The "they" in this case is really just Eric Powell. His technical construction is there, but all of the catchiness of his tracks has somehow dissolved in the long, hard decade it's taken him to create a new album. This decade has left the bodies of bandmates and tracks along the way, leaving us with an attempt to return to the guitar-industrial tone of "Supercoolnothing" with this release, adding in some of the melody of Ringer, his emo sideproject with Crazytown/Virus 23's Krayge Tyler, and stripping down the electronics of ye olde industrial days to leave more of a layer of programming coated with the metal riffs of "Supercoolnothing".
In fact, if anything, it feels like many of these riffs are just recycled from the last album, which he seems to have subsisted off the memory of for this last decade, young listeners preferring his almost nu-metal sound to that of earlier gems like "Wisdom" and "Skin", where he really showed his talent for song contruction.

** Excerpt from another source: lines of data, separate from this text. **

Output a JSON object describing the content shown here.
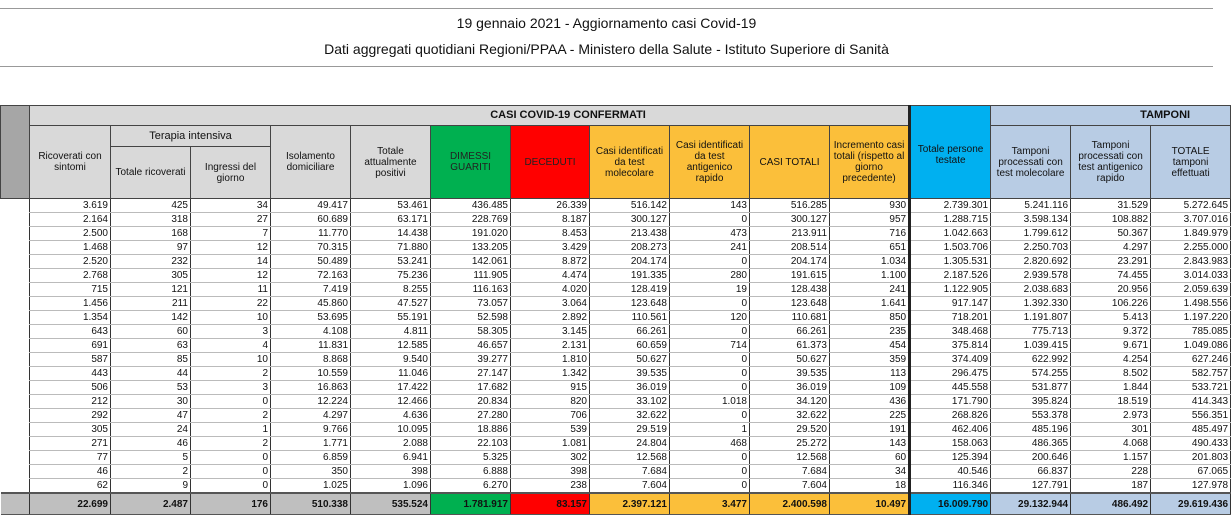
{
  "header": {
    "title": "19 gennaio 2021 - Aggiornamento casi Covid-19",
    "subtitle": "Dati aggregati quotidiani Regioni/PPAA - Ministero della Salute - Istituto Superiore di Sanità"
  },
  "table": {
    "group_confermati": "CASI COVID-19 CONFERMATI",
    "group_tamponi": "TAMPONI",
    "group_terapia": "Terapia intensiva",
    "columns": [
      "Ricoverati con sintomi",
      "Totale ricoverati",
      "Ingressi del giorno",
      "Isolamento domiciliare",
      "Totale attualmente positivi",
      "DIMESSI GUARITI",
      "DECEDUTI",
      "Casi identificati da test molecolare",
      "Casi identificati da test antigenico rapido",
      "CASI TOTALI",
      "Incremento casi totali (rispetto al giorno precedente)",
      "Totale persone testate",
      "Tamponi processati con test molecolare",
      "Tamponi processati con test antigenico rapido",
      "TOTALE tamponi effettuati"
    ],
    "rows": [
      [
        "3.619",
        "425",
        "34",
        "49.417",
        "53.461",
        "436.485",
        "26.339",
        "516.142",
        "143",
        "516.285",
        "930",
        "2.739.301",
        "5.241.116",
        "31.529",
        "5.272.645"
      ],
      [
        "2.164",
        "318",
        "27",
        "60.689",
        "63.171",
        "228.769",
        "8.187",
        "300.127",
        "0",
        "300.127",
        "957",
        "1.288.715",
        "3.598.134",
        "108.882",
        "3.707.016"
      ],
      [
        "2.500",
        "168",
        "7",
        "11.770",
        "14.438",
        "191.020",
        "8.453",
        "213.438",
        "473",
        "213.911",
        "716",
        "1.042.663",
        "1.799.612",
        "50.367",
        "1.849.979"
      ],
      [
        "1.468",
        "97",
        "12",
        "70.315",
        "71.880",
        "133.205",
        "3.429",
        "208.273",
        "241",
        "208.514",
        "651",
        "1.503.706",
        "2.250.703",
        "4.297",
        "2.255.000"
      ],
      [
        "2.520",
        "232",
        "14",
        "50.489",
        "53.241",
        "142.061",
        "8.872",
        "204.174",
        "0",
        "204.174",
        "1.034",
        "1.305.531",
        "2.820.692",
        "23.291",
        "2.843.983"
      ],
      [
        "2.768",
        "305",
        "12",
        "72.163",
        "75.236",
        "111.905",
        "4.474",
        "191.335",
        "280",
        "191.615",
        "1.100",
        "2.187.526",
        "2.939.578",
        "74.455",
        "3.014.033"
      ],
      [
        "715",
        "121",
        "11",
        "7.419",
        "8.255",
        "116.163",
        "4.020",
        "128.419",
        "19",
        "128.438",
        "241",
        "1.122.905",
        "2.038.683",
        "20.956",
        "2.059.639"
      ],
      [
        "1.456",
        "211",
        "22",
        "45.860",
        "47.527",
        "73.057",
        "3.064",
        "123.648",
        "0",
        "123.648",
        "1.641",
        "917.147",
        "1.392.330",
        "106.226",
        "1.498.556"
      ],
      [
        "1.354",
        "142",
        "10",
        "53.695",
        "55.191",
        "52.598",
        "2.892",
        "110.561",
        "120",
        "110.681",
        "850",
        "718.201",
        "1.191.807",
        "5.413",
        "1.197.220"
      ],
      [
        "643",
        "60",
        "3",
        "4.108",
        "4.811",
        "58.305",
        "3.145",
        "66.261",
        "0",
        "66.261",
        "235",
        "348.468",
        "775.713",
        "9.372",
        "785.085"
      ],
      [
        "691",
        "63",
        "4",
        "11.831",
        "12.585",
        "46.657",
        "2.131",
        "60.659",
        "714",
        "61.373",
        "454",
        "375.814",
        "1.039.415",
        "9.671",
        "1.049.086"
      ],
      [
        "587",
        "85",
        "10",
        "8.868",
        "9.540",
        "39.277",
        "1.810",
        "50.627",
        "0",
        "50.627",
        "359",
        "374.409",
        "622.992",
        "4.254",
        "627.246"
      ],
      [
        "443",
        "44",
        "2",
        "10.559",
        "11.046",
        "27.147",
        "1.342",
        "39.535",
        "0",
        "39.535",
        "113",
        "296.475",
        "574.255",
        "8.502",
        "582.757"
      ],
      [
        "506",
        "53",
        "3",
        "16.863",
        "17.422",
        "17.682",
        "915",
        "36.019",
        "0",
        "36.019",
        "109",
        "445.558",
        "531.877",
        "1.844",
        "533.721"
      ],
      [
        "212",
        "30",
        "0",
        "12.224",
        "12.466",
        "20.834",
        "820",
        "33.102",
        "1.018",
        "34.120",
        "436",
        "171.790",
        "395.824",
        "18.519",
        "414.343"
      ],
      [
        "292",
        "47",
        "2",
        "4.297",
        "4.636",
        "27.280",
        "706",
        "32.622",
        "0",
        "32.622",
        "225",
        "268.826",
        "553.378",
        "2.973",
        "556.351"
      ],
      [
        "305",
        "24",
        "1",
        "9.766",
        "10.095",
        "18.886",
        "539",
        "29.519",
        "1",
        "29.520",
        "191",
        "462.406",
        "485.196",
        "301",
        "485.497"
      ],
      [
        "271",
        "46",
        "2",
        "1.771",
        "2.088",
        "22.103",
        "1.081",
        "24.804",
        "468",
        "25.272",
        "143",
        "158.063",
        "486.365",
        "4.068",
        "490.433"
      ],
      [
        "77",
        "5",
        "0",
        "6.859",
        "6.941",
        "5.325",
        "302",
        "12.568",
        "0",
        "12.568",
        "60",
        "125.394",
        "200.646",
        "1.157",
        "201.803"
      ],
      [
        "46",
        "2",
        "0",
        "350",
        "398",
        "6.888",
        "398",
        "7.684",
        "0",
        "7.684",
        "34",
        "40.546",
        "66.837",
        "228",
        "67.065"
      ],
      [
        "62",
        "9",
        "0",
        "1.025",
        "1.096",
        "6.270",
        "238",
        "7.604",
        "0",
        "7.604",
        "18",
        "116.346",
        "127.791",
        "187",
        "127.978"
      ]
    ],
    "totals": [
      "22.699",
      "2.487",
      "176",
      "510.338",
      "535.524",
      "1.781.917",
      "83.157",
      "2.397.121",
      "3.477",
      "2.400.598",
      "10.497",
      "16.009.790",
      "29.132.944",
      "486.492",
      "29.619.436"
    ]
  },
  "colors": {
    "guariti": "#00b050",
    "deceduti": "#ff0000",
    "casi": "#fbbf3a",
    "persone_testate": "#00b0f0",
    "tamponi": "#b8cce4",
    "header_gray": "#d9d9d9"
  }
}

The softer touches of the album and the recycling of the catchy "Suffering You" from the limbo of the past decade's songwriting still doesn't bring this album up to the par of any of his other work. The younger fans will love it, as it has plenty of rawk-ass tracks to get down to at the nearest date of 16 Volt's inevitable tour. The little moshers out there will appreciate half of the album, the more nuanced listener will prefer the other half, and many of the old-school listeners will just not get this assemblage of rock-industrial tracks. I think I may be in the third camp.